One of the most important tips is about the power of micro-expressions. When we are face-to-face with someone we intuitively take in so much visual input about body language and expression. This data helps us to decide whether we like or trust someone.

Getting to know someone via a photograph is both similar and different. We still instinctively want to gather this information but because it's a photo we can only get so much. But we still look! 

Even looking at a photo your brain processes the image 70,000 times faster than it does text. You are instinctively looking at body language cues.

Body language? In a headshot? What the? Yep. Let's take a look at these examples. Oh, but before I dig in I wanted to say.. there is no wrong or right here. It is merely a question of what the message is that you want to convey with your headshot. Your personality, career and target audience will all be different, and you should be conscious of that when you think about your expressions. Most of my clients want to appear professional, friendly, trustworthy and confident. But, if you want to seem more assertive and tough or contrastly more playful and cute then you need to adjust accordingly. 


Not all smiles were created equal and we can instantly read that in photos as well as we do in person. 

These three photos show you the key difference in a 'simple smile' and why it's important not to just say 'cheese'. The one-sided smirk is one of the 'mistakes' I see most. People can often think it's cute or a little cheeky. But the trouble with this is that in a headshot this smile comes across as more aggressive than friendly and welcoming. 

Our highly built body language skils also mean that we can 'feel' a fake smile a way off. A full, even, open-mouthed smile is most genuine, but only when it reaches your eyes as well. Don't shy away from any 'wrinkles' that come with a proper smile, they are the viewers signal that this is an honest smile, and this is a person I can be open with and trust. 

Body language

Even though we are talking just headshots the posing and camera angle makes such a difference to the message being sent

By turning your shoulders away from the camera you are coming across less agressive than straight on. This can be good if you want to be seen as more reserved or circumspect. But this pose can also seem less confident or open. 
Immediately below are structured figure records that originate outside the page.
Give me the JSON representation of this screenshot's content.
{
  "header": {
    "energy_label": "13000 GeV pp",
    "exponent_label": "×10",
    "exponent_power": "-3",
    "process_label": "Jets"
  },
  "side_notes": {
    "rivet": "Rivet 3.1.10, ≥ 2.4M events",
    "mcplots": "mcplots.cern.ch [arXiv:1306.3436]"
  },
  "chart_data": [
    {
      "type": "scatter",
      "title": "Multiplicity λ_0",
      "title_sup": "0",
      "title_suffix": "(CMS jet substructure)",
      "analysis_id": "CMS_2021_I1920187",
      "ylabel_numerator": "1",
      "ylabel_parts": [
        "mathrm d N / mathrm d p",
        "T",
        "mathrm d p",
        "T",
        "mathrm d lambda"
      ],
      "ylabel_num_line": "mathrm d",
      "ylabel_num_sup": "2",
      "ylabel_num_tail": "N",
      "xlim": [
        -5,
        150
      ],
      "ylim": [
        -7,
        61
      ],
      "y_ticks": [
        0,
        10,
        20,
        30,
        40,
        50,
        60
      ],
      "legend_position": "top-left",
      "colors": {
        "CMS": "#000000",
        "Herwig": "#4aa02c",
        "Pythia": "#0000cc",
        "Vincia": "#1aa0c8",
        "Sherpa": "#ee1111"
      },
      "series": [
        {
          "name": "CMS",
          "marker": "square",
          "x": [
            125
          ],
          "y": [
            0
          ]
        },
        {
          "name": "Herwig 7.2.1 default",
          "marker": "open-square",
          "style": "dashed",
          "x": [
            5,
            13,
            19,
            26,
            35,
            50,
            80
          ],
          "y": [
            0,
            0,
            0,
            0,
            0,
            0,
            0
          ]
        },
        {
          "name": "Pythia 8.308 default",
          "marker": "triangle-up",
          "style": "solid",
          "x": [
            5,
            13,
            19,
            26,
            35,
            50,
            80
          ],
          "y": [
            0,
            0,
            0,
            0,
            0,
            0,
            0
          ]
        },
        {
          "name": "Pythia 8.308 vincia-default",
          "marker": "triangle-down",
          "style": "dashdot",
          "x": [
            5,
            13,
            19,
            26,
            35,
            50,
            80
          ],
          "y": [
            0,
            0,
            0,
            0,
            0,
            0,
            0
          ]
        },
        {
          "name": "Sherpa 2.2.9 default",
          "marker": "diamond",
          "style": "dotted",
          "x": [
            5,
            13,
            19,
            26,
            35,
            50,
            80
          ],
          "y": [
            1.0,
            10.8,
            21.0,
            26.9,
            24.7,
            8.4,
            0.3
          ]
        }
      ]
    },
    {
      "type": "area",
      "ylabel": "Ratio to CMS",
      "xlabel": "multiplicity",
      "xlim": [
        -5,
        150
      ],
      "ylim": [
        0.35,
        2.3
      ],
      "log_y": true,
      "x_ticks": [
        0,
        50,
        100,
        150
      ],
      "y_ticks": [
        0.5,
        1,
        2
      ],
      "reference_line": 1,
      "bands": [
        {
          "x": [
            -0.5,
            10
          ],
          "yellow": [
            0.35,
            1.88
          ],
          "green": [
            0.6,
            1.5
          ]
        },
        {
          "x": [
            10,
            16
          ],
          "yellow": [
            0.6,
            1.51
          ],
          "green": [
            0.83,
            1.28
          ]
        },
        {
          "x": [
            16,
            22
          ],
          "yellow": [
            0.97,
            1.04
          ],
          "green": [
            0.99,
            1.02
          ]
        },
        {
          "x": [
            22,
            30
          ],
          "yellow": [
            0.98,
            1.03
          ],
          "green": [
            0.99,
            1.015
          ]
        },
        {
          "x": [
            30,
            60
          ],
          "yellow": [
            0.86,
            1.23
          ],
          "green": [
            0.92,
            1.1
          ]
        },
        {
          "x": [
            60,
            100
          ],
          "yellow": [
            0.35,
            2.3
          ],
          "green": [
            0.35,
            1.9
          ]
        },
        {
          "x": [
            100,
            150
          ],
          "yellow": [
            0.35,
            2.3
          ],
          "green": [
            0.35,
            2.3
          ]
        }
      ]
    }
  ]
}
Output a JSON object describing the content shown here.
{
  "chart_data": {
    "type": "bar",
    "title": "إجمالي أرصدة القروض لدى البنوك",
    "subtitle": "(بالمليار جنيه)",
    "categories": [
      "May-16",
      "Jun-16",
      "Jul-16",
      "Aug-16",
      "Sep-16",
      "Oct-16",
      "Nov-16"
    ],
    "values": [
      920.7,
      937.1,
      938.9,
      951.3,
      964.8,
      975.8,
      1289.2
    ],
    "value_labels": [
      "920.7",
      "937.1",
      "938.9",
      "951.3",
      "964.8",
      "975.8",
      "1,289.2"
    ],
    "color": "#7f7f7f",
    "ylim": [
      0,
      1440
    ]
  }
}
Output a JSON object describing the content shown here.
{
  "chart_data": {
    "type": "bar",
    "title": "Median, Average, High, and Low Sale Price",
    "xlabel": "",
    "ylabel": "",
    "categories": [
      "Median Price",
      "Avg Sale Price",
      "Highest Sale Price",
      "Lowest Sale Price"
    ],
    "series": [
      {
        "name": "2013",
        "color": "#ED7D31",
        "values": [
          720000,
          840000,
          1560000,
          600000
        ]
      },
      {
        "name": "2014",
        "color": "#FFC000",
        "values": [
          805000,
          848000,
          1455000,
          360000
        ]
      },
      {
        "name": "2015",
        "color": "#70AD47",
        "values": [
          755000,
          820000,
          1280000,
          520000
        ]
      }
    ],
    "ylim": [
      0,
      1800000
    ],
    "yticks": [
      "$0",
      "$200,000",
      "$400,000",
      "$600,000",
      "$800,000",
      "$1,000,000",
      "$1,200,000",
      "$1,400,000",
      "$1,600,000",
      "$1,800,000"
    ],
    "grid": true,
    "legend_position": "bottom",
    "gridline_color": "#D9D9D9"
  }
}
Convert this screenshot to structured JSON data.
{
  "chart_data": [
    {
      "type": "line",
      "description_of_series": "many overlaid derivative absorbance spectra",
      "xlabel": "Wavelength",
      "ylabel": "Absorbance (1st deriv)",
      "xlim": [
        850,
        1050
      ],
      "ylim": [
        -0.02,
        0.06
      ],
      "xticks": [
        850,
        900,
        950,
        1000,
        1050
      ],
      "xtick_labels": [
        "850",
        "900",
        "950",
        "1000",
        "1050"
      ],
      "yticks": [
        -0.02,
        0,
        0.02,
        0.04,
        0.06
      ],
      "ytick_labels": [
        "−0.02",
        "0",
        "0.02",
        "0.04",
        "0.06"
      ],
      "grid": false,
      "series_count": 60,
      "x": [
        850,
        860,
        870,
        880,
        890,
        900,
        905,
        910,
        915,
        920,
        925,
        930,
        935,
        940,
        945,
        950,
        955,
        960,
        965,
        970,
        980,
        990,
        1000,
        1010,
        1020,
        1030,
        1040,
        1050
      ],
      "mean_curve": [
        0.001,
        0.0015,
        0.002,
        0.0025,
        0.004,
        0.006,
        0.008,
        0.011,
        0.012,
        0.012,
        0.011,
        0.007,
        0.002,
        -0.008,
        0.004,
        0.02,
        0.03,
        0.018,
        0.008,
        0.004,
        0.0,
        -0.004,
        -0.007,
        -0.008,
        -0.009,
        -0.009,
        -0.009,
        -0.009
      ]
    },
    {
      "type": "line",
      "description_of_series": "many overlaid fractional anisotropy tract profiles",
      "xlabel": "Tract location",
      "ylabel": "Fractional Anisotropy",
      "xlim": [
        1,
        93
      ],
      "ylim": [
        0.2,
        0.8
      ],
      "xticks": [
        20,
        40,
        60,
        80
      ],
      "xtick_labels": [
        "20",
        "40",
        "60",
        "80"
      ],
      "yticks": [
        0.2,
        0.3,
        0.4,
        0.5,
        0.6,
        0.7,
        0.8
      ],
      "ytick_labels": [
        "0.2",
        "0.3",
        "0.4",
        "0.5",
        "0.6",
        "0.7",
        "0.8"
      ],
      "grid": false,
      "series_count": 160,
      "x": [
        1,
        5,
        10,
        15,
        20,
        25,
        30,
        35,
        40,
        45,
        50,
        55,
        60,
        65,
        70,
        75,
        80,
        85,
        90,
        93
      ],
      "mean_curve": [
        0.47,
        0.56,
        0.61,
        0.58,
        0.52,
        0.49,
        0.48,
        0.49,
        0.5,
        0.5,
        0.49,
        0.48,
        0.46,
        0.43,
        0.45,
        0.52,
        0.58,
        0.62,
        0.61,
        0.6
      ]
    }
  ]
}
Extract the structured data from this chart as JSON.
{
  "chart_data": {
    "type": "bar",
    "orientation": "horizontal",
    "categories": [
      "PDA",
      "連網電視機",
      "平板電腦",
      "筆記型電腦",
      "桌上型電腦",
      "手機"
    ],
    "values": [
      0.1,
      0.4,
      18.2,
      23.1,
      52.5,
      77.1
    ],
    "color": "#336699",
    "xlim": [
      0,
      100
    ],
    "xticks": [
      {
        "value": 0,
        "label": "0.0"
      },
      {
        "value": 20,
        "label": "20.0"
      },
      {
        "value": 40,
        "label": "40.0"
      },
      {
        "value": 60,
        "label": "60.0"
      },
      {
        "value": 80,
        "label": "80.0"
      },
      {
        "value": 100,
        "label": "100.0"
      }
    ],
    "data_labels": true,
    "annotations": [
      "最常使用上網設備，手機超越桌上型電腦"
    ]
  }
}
Positioning the camera ange from below is not often used (hello less flattering) but is a powerful pose for being seen as more confident and capable. In contrast is the 'from above' angle which we all love because it's more flattering. It brings the eyes forward and body away. This pose however is good to look 'young' but with that comes the other assumptions of youth ie. inexperience or demure. 

Again, none of these poses are necessarily wrong or right, it's just important to keep them in mind when you are having your photograph taken so you can make sure that you are sending exactly the right message!